Mata tetua itu menjadi dingin. Kemudian dia dengan marah melanjutkan: “Sekte Taimiao kami memiliki aturan: orang luar tidak diizinkan masuk. Dengan menginjakkan kaki di pintu masuk kami, kau telah menginjak-injak Sekte Taimiao. Hari ini, kami akan menangkapmu dan kecuali kau menyesal dan bertobat, jangan pernah berpikir untuk meninggalkan Sekte Taimiao!”

Sambil berbicara, dia mengangkat tangannya untuk menangkap Xu Yan.

Kekuatan Agung Langit dan Bumi terfokus pada serangannya, yang tampak sulit ditangkap, sehingga sulit untuk melacak lintasannya.
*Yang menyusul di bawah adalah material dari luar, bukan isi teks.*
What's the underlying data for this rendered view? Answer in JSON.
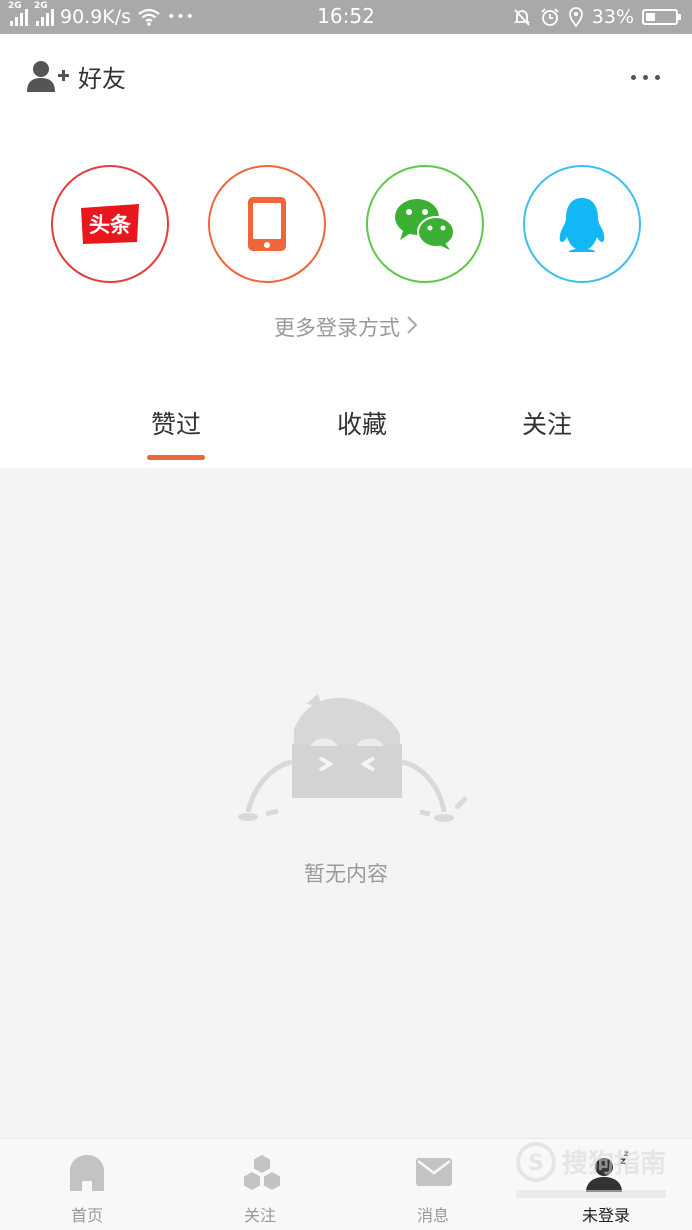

“Apa masalahnya kalau memasuki gerbang gunung Taimiao? Bukankah kalian yang pertama kali menunjukkan ketidak уваan?”

Xu Yan mengulurkan telapak tangannya.

Roar!

Naga Raksasa Emas itu melesat tajam, seketika melemparkan tetua itu hingga terpental.
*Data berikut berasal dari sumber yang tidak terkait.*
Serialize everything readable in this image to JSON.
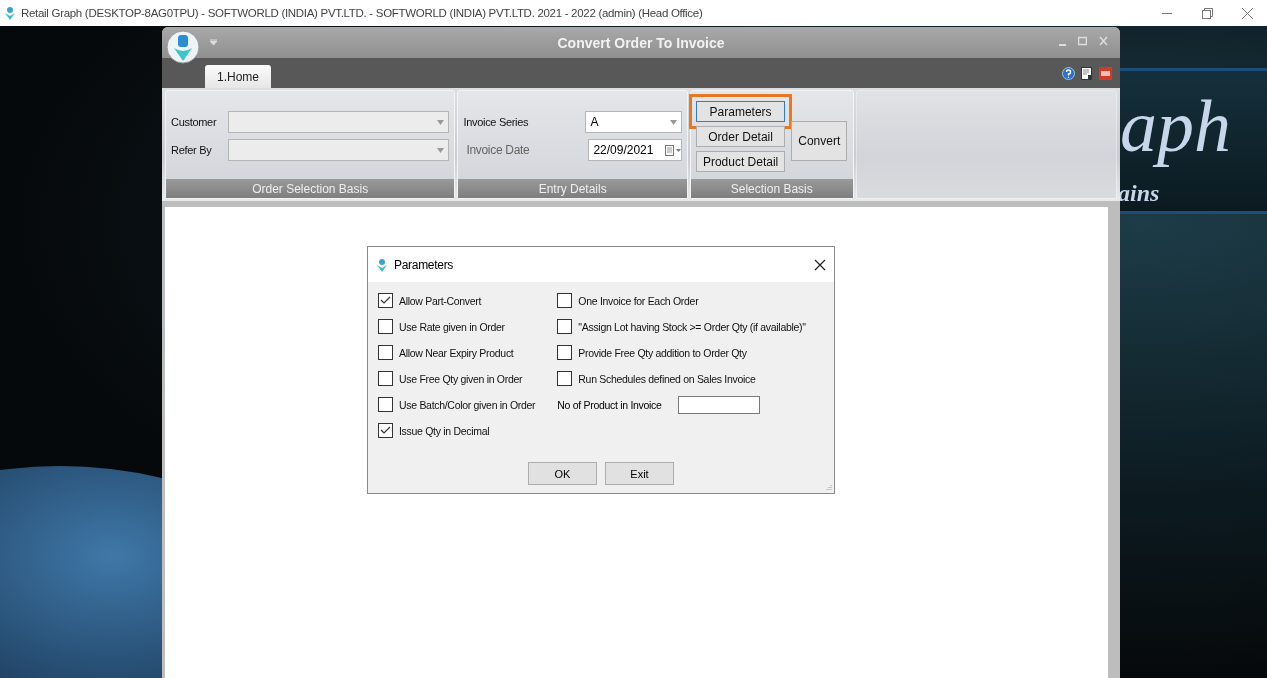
{
  "window": {
    "title": "Retail Graph (DESKTOP-8AG0TPU) - SOFTWORLD (INDIA) PVT.LTD. - SOFTWORLD (INDIA) PVT.LTD.  2021 - 2022 (admin) (Head Office)"
  },
  "backdrop": {
    "texts": [
      "aph",
      "ains"
    ]
  },
  "app": {
    "title": "Convert Order To Invoice",
    "tabs": [
      {
        "label": "1.Home",
        "selected": true
      }
    ],
    "ribbon": {
      "groups": [
        {
          "caption": "Order Selection Basis",
          "fields": [
            {
              "kind": "combo",
              "label": "Customer",
              "disabled": false
            },
            {
              "kind": "combo",
              "label": "Refer By",
              "disabled": false
            }
          ]
        },
        {
          "caption": "Entry Details",
          "fields": [
            {
              "kind": "combo",
              "label": "Invoice Series",
              "value": "A",
              "disabled": false
            },
            {
              "kind": "date",
              "label": "Invoice Date",
              "value": "22/09/2021",
              "disabled": true
            }
          ]
        },
        {
          "caption": "Selection Basis",
          "buttons": [
            {
              "kind": "stacked",
              "label": "Parameters",
              "highlighted": true
            },
            {
              "kind": "stacked",
              "label": "Order Detail",
              "highlighted": false
            },
            {
              "kind": "stacked",
              "label": "Product Detail",
              "highlighted": false
            },
            {
              "kind": "side",
              "label": "Convert",
              "highlighted": false
            }
          ]
        }
      ]
    }
  },
  "dialog": {
    "title": "Parameters",
    "left_options": [
      {
        "label": "Allow Part-Convert",
        "checked": true
      },
      {
        "label": "Use Rate given in Order",
        "checked": false
      },
      {
        "label": "Allow Near Expiry Product",
        "checked": false
      },
      {
        "label": "Use Free Qty given in Order",
        "checked": false
      },
      {
        "label": "Use Batch/Color given in Order",
        "checked": false
      },
      {
        "label": "Issue Qty in Decimal",
        "checked": true
      }
    ],
    "right_options": [
      {
        "label": "One Invoice for Each Order",
        "checked": false
      },
      {
        "label": "\"Assign Lot having Stock >= Order Qty (if available)\"",
        "checked": false
      },
      {
        "label": "Provide Free Qty addition to Order Qty",
        "checked": false
      },
      {
        "label": "Run Schedules defined on Sales Invoice",
        "checked": false
      }
    ],
    "number_field": {
      "label": "No of Product in Invoice"
    },
    "buttons": [
      "OK",
      "Exit"
    ]
  }
}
Ia tak lagi memperhatikan seorang Seniman Bela Diri yang hanya memadatkan dua gumpalan Lingji Bumi Surgawi.

Seekor naga raksasa emas melesat dari kaki gunung Taimiao. Di atas kepala naga itu, seorang pemuda tampan berdiri dengan gagah!

Para murid gunung Taimiao, yang awalnya marah, semuanya menatap dengan mata terbelalak ke arah naga raksasa emas yang melesat dari kaki gunung, tercengang melihat pemuda di atas kepalanya.

Di sana, di depan naga raksasa emas itu, seorang tetua terlempar ke belakang dan terhempas ke tanah. Ini adalah tetua yang baru saja turun gunung untuk menghukum.

Saat ini, tak seorang pun maju untuk membantu, semuanya menatap kaget ke arah Xu Yan, yang telah datang ke sini dengan menunggang naga.

Penjaga Sekte Taimiao menghela napas lega, bersyukur atas reaksi cepatnya, kalau tidak dialah yang akan menderita. Seperti yang dikatakan dalam rumor, Xu Yan memang buas!

“Xu Yan memang tampan!”

Dari tengah kerumunan, terdengar suara kagum!

“Ya, ya, Xu Yan sangat tampan, sangat gagah, sangat…”

Banyak murid perempuan Sekte Taimiao berseru kagum.

Murid laki-laki: …

Dia musuh, kakak-kakak, bisakah kalian sedikit berintegritas?!

“Aku Xu Yan, dan aku tidak bermaksud jahat. Aku di sini untuk mengunjungi teman-teman lama!”

Xu Yan angkat bicara.

Naga raksasa emas di bawah kakinya menghilang, dia mendarat, memandang acuh tak acuh ke arah murid-murid Sekte Taimiao.

“Begitu banyak wanita cantik, ini tempat yang bagus untuk mengasah temperamenku, tapi aku tidak perlu mengasahnya lagi sekarang.”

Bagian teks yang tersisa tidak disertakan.